In psychology, traditional studies have sought the boundaries of memory in
specific brain structures thought to mark the beginning and limits of memory. Recent discoveries in
neuroscience suggest new brain processes and chronologies relevant to memory. Advances in brain research
and instrumentation have clarified some memory pathways and permitted direct observation of the living brain
but these studies obscure the real boundaries of memory. A major breech of boundaries has come with
verification of birth memories of children and adults. Superb memory abilities support a host of newly
appreciated cognitive talents of newborns. Memory boundaries are enormously expanded by evidence of
prenatal memory, gestation memory, and past-life memory which require radically different explanations.

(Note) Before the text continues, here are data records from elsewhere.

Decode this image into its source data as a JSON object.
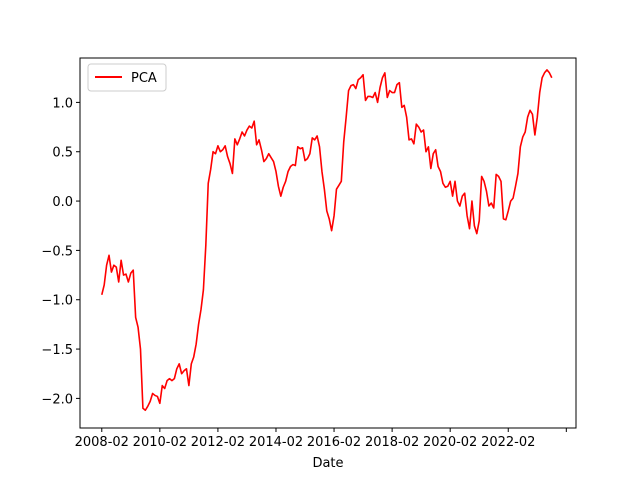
{
  "chart_data": {
    "type": "line",
    "title": "",
    "xlabel": "Date",
    "ylabel": "",
    "x_tick_labels": [
      "2008-02",
      "2010-02",
      "2012-02",
      "2014-02",
      "2016-02",
      "2018-02",
      "2020-02",
      "2022-02"
    ],
    "y_tick_labels": [
      "−2.0",
      "−1.5",
      "−1.0",
      "−0.5",
      "0.0",
      "0.5",
      "1.0"
    ],
    "xlim": [
      "2007-05",
      "2024-06"
    ],
    "ylim": [
      -2.3,
      1.45
    ],
    "grid": false,
    "legend_position": "upper left",
    "series": [
      {
        "name": "PCA",
        "color": "#ff0000",
        "points": [
          [
            "2008-02",
            -0.95
          ],
          [
            "2008-03",
            -0.85
          ],
          [
            "2008-04",
            -0.65
          ],
          [
            "2008-05",
            -0.55
          ],
          [
            "2008-06",
            -0.72
          ],
          [
            "2008-07",
            -0.65
          ],
          [
            "2008-08",
            -0.67
          ],
          [
            "2008-09",
            -0.82
          ],
          [
            "2008-10",
            -0.6
          ],
          [
            "2008-11",
            -0.75
          ],
          [
            "2008-12",
            -0.74
          ],
          [
            "2009-01",
            -0.82
          ],
          [
            "2009-02",
            -0.73
          ],
          [
            "2009-03",
            -0.7
          ],
          [
            "2009-04",
            -1.18
          ],
          [
            "2009-05",
            -1.28
          ],
          [
            "2009-06",
            -1.5
          ],
          [
            "2009-07",
            -2.1
          ],
          [
            "2009-08",
            -2.12
          ],
          [
            "2009-09",
            -2.08
          ],
          [
            "2009-10",
            -2.03
          ],
          [
            "2009-11",
            -1.95
          ],
          [
            "2009-12",
            -1.97
          ],
          [
            "2010-01",
            -1.98
          ],
          [
            "2010-02",
            -2.05
          ],
          [
            "2010-03",
            -1.87
          ],
          [
            "2010-04",
            -1.9
          ],
          [
            "2010-05",
            -1.82
          ],
          [
            "2010-06",
            -1.8
          ],
          [
            "2010-07",
            -1.82
          ],
          [
            "2010-08",
            -1.8
          ],
          [
            "2010-09",
            -1.7
          ],
          [
            "2010-10",
            -1.65
          ],
          [
            "2010-11",
            -1.75
          ],
          [
            "2010-12",
            -1.72
          ],
          [
            "2011-01",
            -1.7
          ],
          [
            "2011-02",
            -1.87
          ],
          [
            "2011-03",
            -1.65
          ],
          [
            "2011-04",
            -1.58
          ],
          [
            "2011-05",
            -1.45
          ],
          [
            "2011-06",
            -1.25
          ],
          [
            "2011-07",
            -1.1
          ],
          [
            "2011-08",
            -0.9
          ],
          [
            "2011-09",
            -0.45
          ],
          [
            "2011-10",
            0.18
          ],
          [
            "2011-11",
            0.32
          ],
          [
            "2011-12",
            0.5
          ],
          [
            "2012-01",
            0.48
          ],
          [
            "2012-02",
            0.56
          ],
          [
            "2012-03",
            0.5
          ],
          [
            "2012-04",
            0.52
          ],
          [
            "2012-05",
            0.56
          ],
          [
            "2012-06",
            0.45
          ],
          [
            "2012-07",
            0.38
          ],
          [
            "2012-08",
            0.28
          ],
          [
            "2012-09",
            0.63
          ],
          [
            "2012-10",
            0.57
          ],
          [
            "2012-11",
            0.63
          ],
          [
            "2012-12",
            0.7
          ],
          [
            "2013-01",
            0.66
          ],
          [
            "2013-02",
            0.72
          ],
          [
            "2013-03",
            0.76
          ],
          [
            "2013-04",
            0.74
          ],
          [
            "2013-05",
            0.81
          ],
          [
            "2013-06",
            0.57
          ],
          [
            "2013-07",
            0.62
          ],
          [
            "2013-08",
            0.52
          ],
          [
            "2013-09",
            0.4
          ],
          [
            "2013-10",
            0.43
          ],
          [
            "2013-11",
            0.48
          ],
          [
            "2013-12",
            0.44
          ],
          [
            "2014-01",
            0.4
          ],
          [
            "2014-02",
            0.3
          ],
          [
            "2014-03",
            0.15
          ],
          [
            "2014-04",
            0.05
          ],
          [
            "2014-05",
            0.14
          ],
          [
            "2014-06",
            0.2
          ],
          [
            "2014-07",
            0.3
          ],
          [
            "2014-08",
            0.35
          ],
          [
            "2014-09",
            0.37
          ],
          [
            "2014-10",
            0.36
          ],
          [
            "2014-11",
            0.55
          ],
          [
            "2014-12",
            0.53
          ],
          [
            "2015-01",
            0.54
          ],
          [
            "2015-02",
            0.41
          ],
          [
            "2015-03",
            0.43
          ],
          [
            "2015-04",
            0.48
          ],
          [
            "2015-05",
            0.64
          ],
          [
            "2015-06",
            0.62
          ],
          [
            "2015-07",
            0.66
          ],
          [
            "2015-08",
            0.55
          ],
          [
            "2015-09",
            0.3
          ],
          [
            "2015-10",
            0.12
          ],
          [
            "2015-11",
            -0.1
          ],
          [
            "2015-12",
            -0.18
          ],
          [
            "2016-01",
            -0.3
          ],
          [
            "2016-02",
            -0.15
          ],
          [
            "2016-03",
            0.12
          ],
          [
            "2016-04",
            0.16
          ],
          [
            "2016-05",
            0.2
          ],
          [
            "2016-06",
            0.6
          ],
          [
            "2016-07",
            0.85
          ],
          [
            "2016-08",
            1.12
          ],
          [
            "2016-09",
            1.17
          ],
          [
            "2016-10",
            1.18
          ],
          [
            "2016-11",
            1.14
          ],
          [
            "2016-12",
            1.23
          ],
          [
            "2017-01",
            1.25
          ],
          [
            "2017-02",
            1.28
          ],
          [
            "2017-03",
            1.02
          ],
          [
            "2017-04",
            1.06
          ],
          [
            "2017-05",
            1.06
          ],
          [
            "2017-06",
            1.05
          ],
          [
            "2017-07",
            1.1
          ],
          [
            "2017-08",
            1.0
          ],
          [
            "2017-09",
            1.15
          ],
          [
            "2017-10",
            1.25
          ],
          [
            "2017-11",
            1.3
          ],
          [
            "2017-12",
            1.05
          ],
          [
            "2018-01",
            1.12
          ],
          [
            "2018-02",
            1.1
          ],
          [
            "2018-03",
            1.1
          ],
          [
            "2018-04",
            1.18
          ],
          [
            "2018-05",
            1.2
          ],
          [
            "2018-06",
            0.95
          ],
          [
            "2018-07",
            0.97
          ],
          [
            "2018-08",
            0.85
          ],
          [
            "2018-09",
            0.62
          ],
          [
            "2018-10",
            0.63
          ],
          [
            "2018-11",
            0.58
          ],
          [
            "2018-12",
            0.78
          ],
          [
            "2019-01",
            0.75
          ],
          [
            "2019-02",
            0.7
          ],
          [
            "2019-03",
            0.72
          ],
          [
            "2019-04",
            0.5
          ],
          [
            "2019-05",
            0.55
          ],
          [
            "2019-06",
            0.33
          ],
          [
            "2019-07",
            0.48
          ],
          [
            "2019-08",
            0.52
          ],
          [
            "2019-09",
            0.35
          ],
          [
            "2019-10",
            0.3
          ],
          [
            "2019-11",
            0.18
          ],
          [
            "2019-12",
            0.14
          ],
          [
            "2020-01",
            0.15
          ],
          [
            "2020-02",
            0.2
          ],
          [
            "2020-03",
            0.05
          ],
          [
            "2020-04",
            0.2
          ],
          [
            "2020-05",
            0.0
          ],
          [
            "2020-06",
            -0.05
          ],
          [
            "2020-07",
            0.05
          ],
          [
            "2020-08",
            0.08
          ],
          [
            "2020-09",
            -0.15
          ],
          [
            "2020-10",
            -0.28
          ],
          [
            "2020-11",
            0.0
          ],
          [
            "2020-12",
            -0.25
          ],
          [
            "2021-01",
            -0.33
          ],
          [
            "2021-02",
            -0.2
          ],
          [
            "2021-03",
            0.25
          ],
          [
            "2021-04",
            0.2
          ],
          [
            "2021-05",
            0.1
          ],
          [
            "2021-06",
            -0.05
          ],
          [
            "2021-07",
            -0.02
          ],
          [
            "2021-08",
            -0.07
          ],
          [
            "2021-09",
            0.27
          ],
          [
            "2021-10",
            0.25
          ],
          [
            "2021-11",
            0.2
          ],
          [
            "2021-12",
            -0.18
          ],
          [
            "2022-01",
            -0.19
          ],
          [
            "2022-02",
            -0.1
          ],
          [
            "2022-03",
            0.0
          ],
          [
            "2022-04",
            0.03
          ],
          [
            "2022-05",
            0.15
          ],
          [
            "2022-06",
            0.28
          ],
          [
            "2022-07",
            0.55
          ],
          [
            "2022-08",
            0.65
          ],
          [
            "2022-09",
            0.7
          ],
          [
            "2022-10",
            0.85
          ],
          [
            "2022-11",
            0.92
          ],
          [
            "2022-12",
            0.88
          ],
          [
            "2023-01",
            0.67
          ],
          [
            "2023-02",
            0.85
          ],
          [
            "2023-03",
            1.1
          ],
          [
            "2023-04",
            1.25
          ],
          [
            "2023-05",
            1.3
          ],
          [
            "2023-06",
            1.33
          ],
          [
            "2023-07",
            1.3
          ],
          [
            "2023-08",
            1.25
          ]
        ]
      }
    ]
  }
}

Evidence from the farther reaches of memory, accessed in non-ordinary states of consciousness, indicates that
storage of memory is outside the bodybrain. In this perspective, memory appears to be an innate and ageless
endowment of human consciousness. Psychologists and neurologists used to know the boundaries of memory.
Few people could remember anything before age 3, probably because they had too little cortex and no
language. Intelligence was not expected of the unborn, and even newborns were called a “brainstem
preparation” obviously not equipped for perception and memory. Anything that seemed like memory was called
a “fantasy.” In medicine, brain and body were different realms.